A new study shows that young adults who smoke marijuana--even just recreationally--had marked abnormalities in areas of their brains that regulate emotion and motivation.

For those young people -- and their parents -- who think that smoking pot in moderation isn't harmful, it's time to think again.

A study released by researchers from Northwestern University's Feinberg School of Medicine and Harvard Medical School has found that 18- to 25-year-olds who smoke marijuana only recreationally showed significant abnormalities in the brain.

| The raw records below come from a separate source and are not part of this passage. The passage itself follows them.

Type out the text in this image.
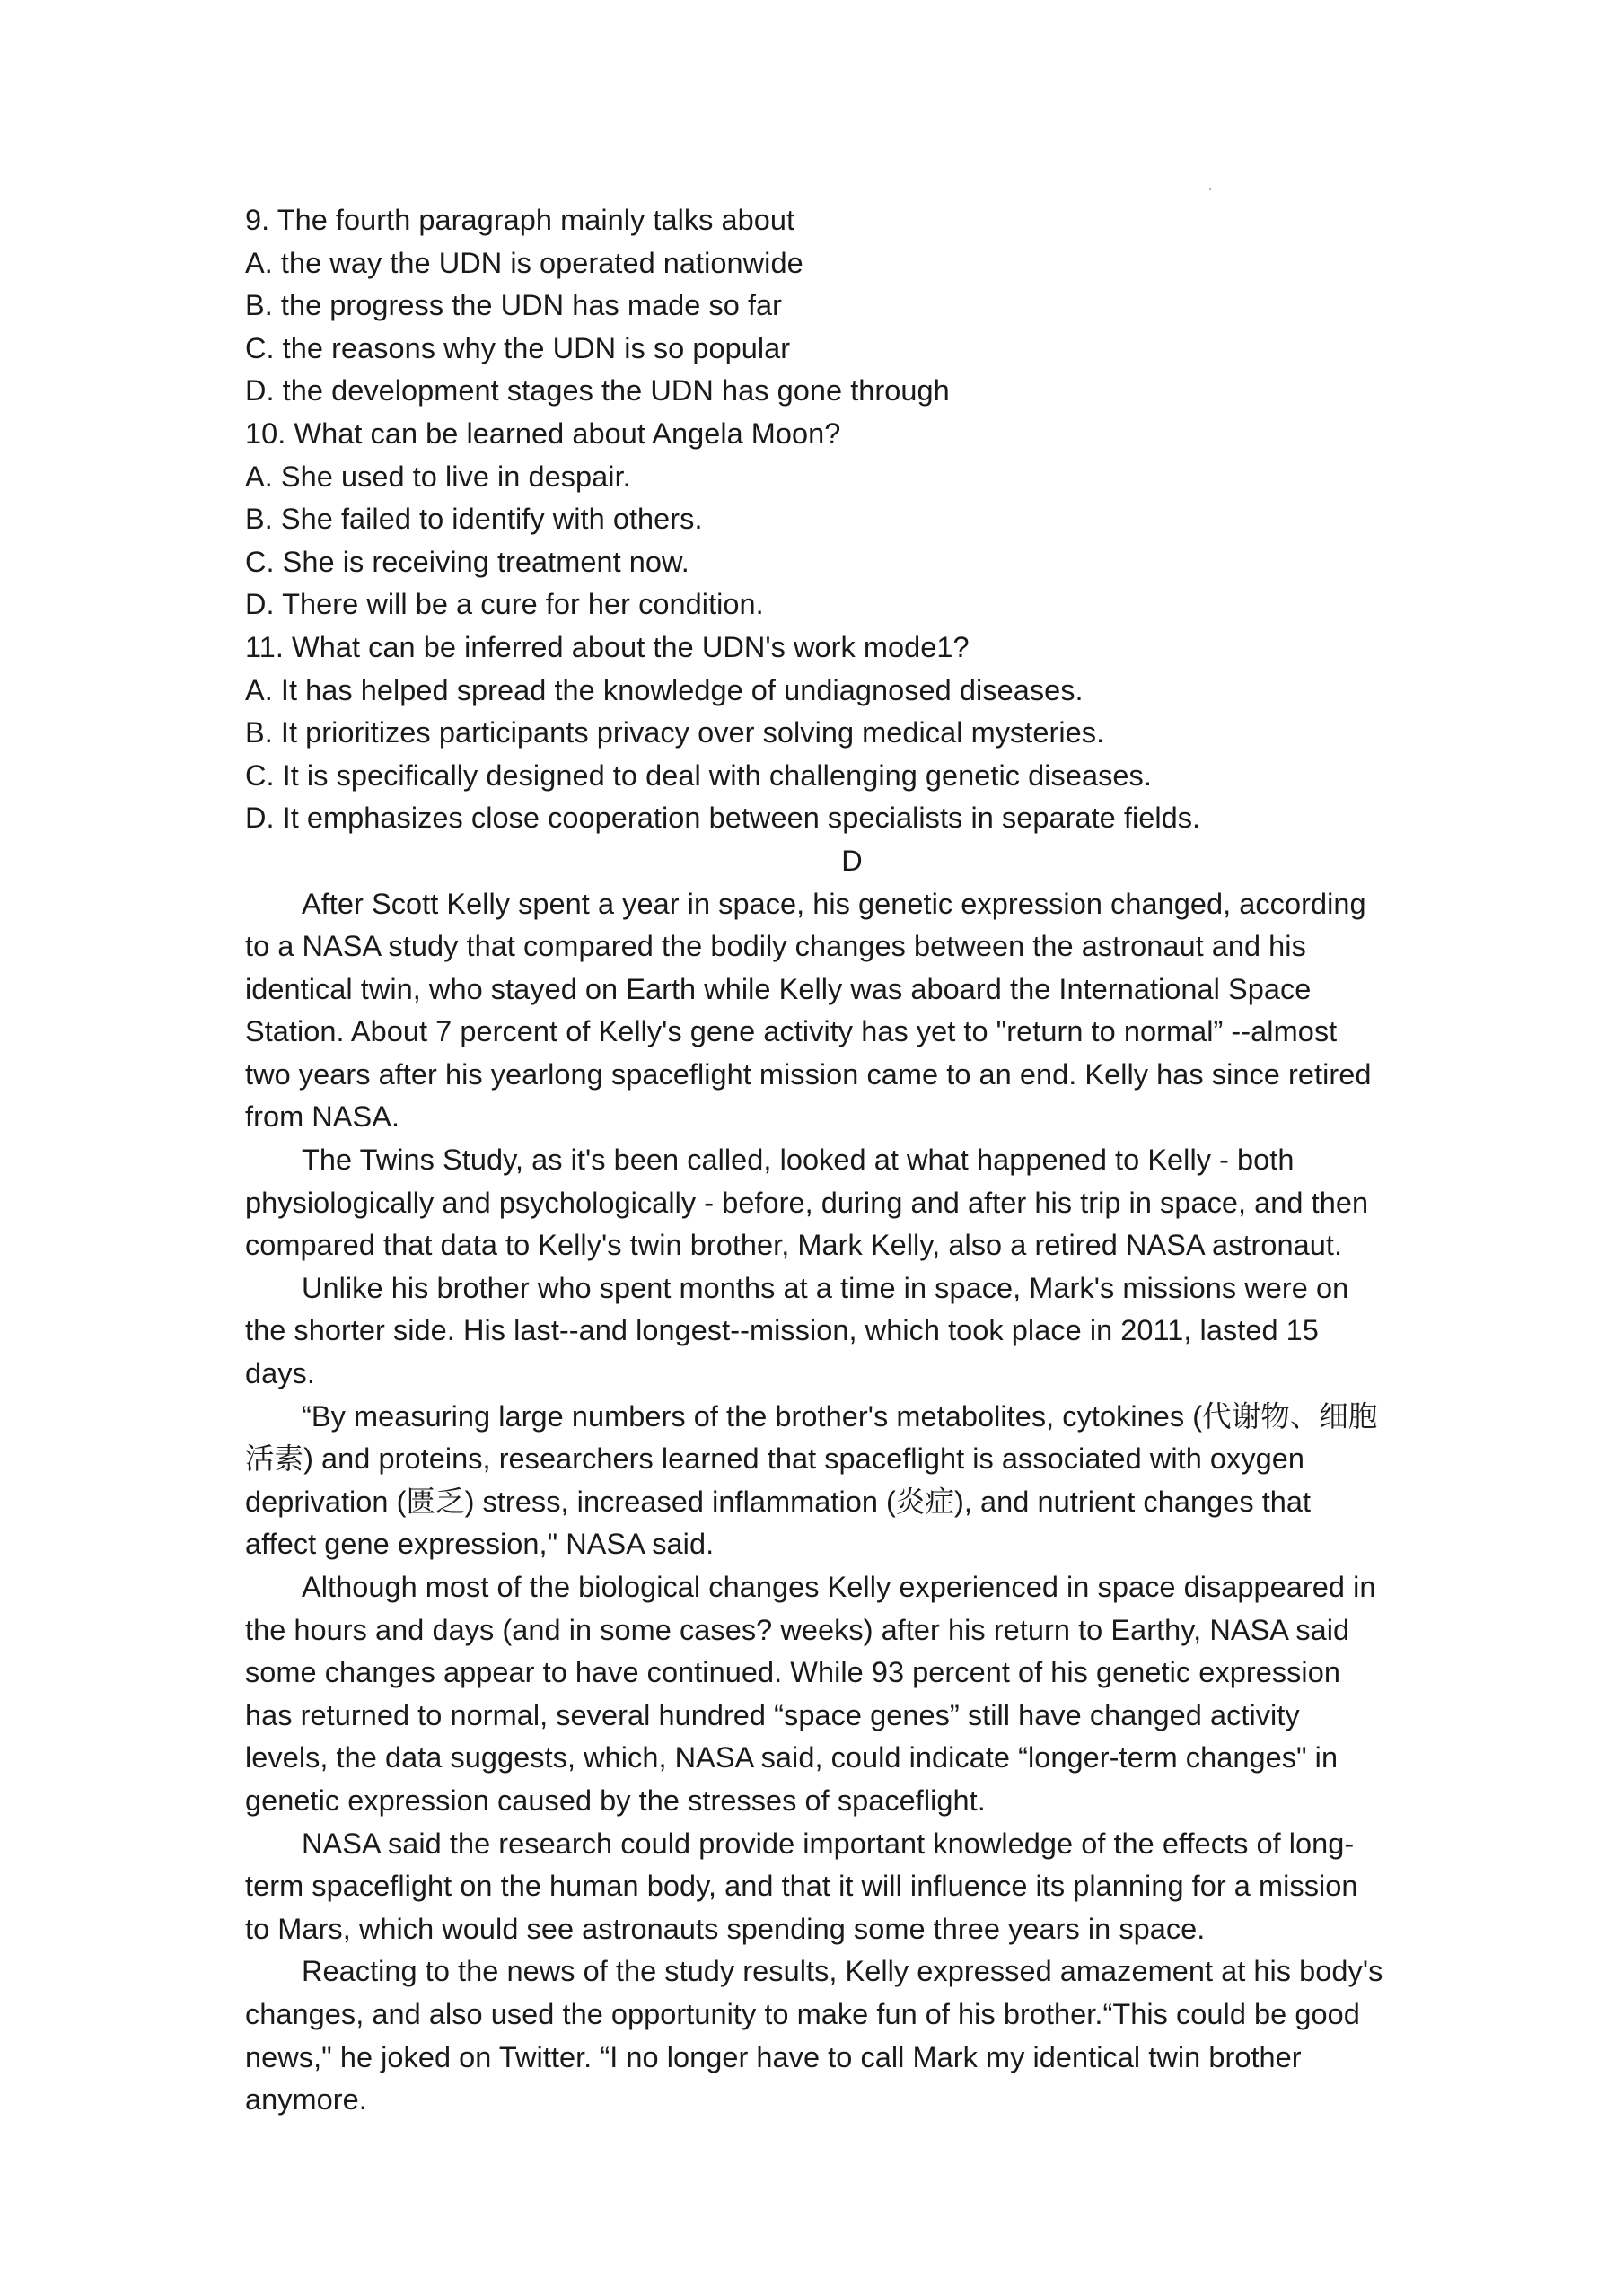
9. The fourth paragraph mainly talks about
A. the way the UDN is operated nationwide
B. the progress the UDN has made so far
C. the reasons why the UDN is so popular
D. the development stages the UDN has gone through
10. What can be learned about Angela Moon?
A. She used to live in despair.
B. She failed to identify with others.
C. She is receiving treatment now.
D. There will be a cure for her condition.
11. What can be inferred about the UDN's work mode1?
A. It has helped spread the knowledge of undiagnosed diseases.
B. It prioritizes participants privacy over solving medical mysteries.
C. It is specifically designed to deal with challenging genetic diseases.
D. It emphasizes close cooperation between specialists in separate fields.
D

After Scott Kelly spent a year in space, his genetic expression changed, according to a NASA study that compared the bodily changes between the astronaut and his identical twin, who stayed on Earth while Kelly was aboard the International Space Station. About 7 percent of Kelly's gene activity has yet to "return to normal” --almost two years after his yearlong spaceflight mission came to an end. Kelly has since retired from NASA.

The Twins Study, as it's been called, looked at what happened to Kelly - both physiologically and psychologically - before, during and after his trip in space, and then compared that data to Kelly's twin brother, Mark Kelly, also a retired NASA astronaut.

Unlike his brother who spent months at a time in space, Mark's missions were on the shorter side. His last--and longest--mission, which took place in 2011, lasted 15 days.

“By measuring large numbers of the brother's metabolites, cytokines (代谢物、细胞活素) and proteins, researchers learned that spaceflight is associated with oxygen deprivation (匮乏) stress, increased inflammation (炎症), and nutrient changes that affect gene expression," NASA said.

Although most of the biological changes Kelly experienced in space disappeared in the hours and days (and in some cases? weeks) after his return to Earthy, NASA said some changes appear to have continued. While 93 percent of his genetic expression has returned to normal, several hundred “space genes” still have changed activity levels, the data suggests, which, NASA said, could indicate “longer-term changes" in genetic expression caused by the stresses of spaceflight.

NASA said the research could provide important knowledge of the effects of long-term spaceflight on the human body, and that it will influence its planning for a mission to Mars, which would see astronauts spending some three years in space.

Reacting to the news of the study results, Kelly expressed amazement at his body's changes, and also used the opportunity to make fun of his brother.“This could be good news," he joked on Twitter. “I no longer have to call Mark my identical twin brother anymore.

"There is this general perspective out there that using marijuana recreationally is not a problem -- that it is a safe drug," says Anne Blood, an assistant professor at Harvard Medical School and the co-senior author of the study, which is being published in the Journal of Neuroscience. "We are seeing that this is not the case."

The scientists say theirs is the first study to examine the relationship between casual use of marijuana in young people and pot's effects on two parts of the brain that regulate emotion and motivation. As such, it is sure to challenge many people's assumptions that smoking a joint or two on the weekends is no big deal.

The new Northwestern-Harvard study punches a hole in conventional wisdom. Through three different methods of neuroimaging analysis, the scientists examined the brains of 40 young adult students from Boston-area colleges: 20 who smoked marijuana casually -- four times a week on average -- and 20 who didn't use pot at all.

The scientists examined two key parts of the brain -- the nucleus accumbens and the amygdala, which together help control whether people judge things to be rewarding or aversive and, in turn, whether they experience pleasure or pain from them.

The researchers found that among all 20 casual marijuana smokers in their study -- even the seven who smoked just one joint per week -- the nucleus accumbens and amygdala showed changes in density, volume and shape. The scientists also discovered that the more pot the young people smoked, the greater the abnormalities.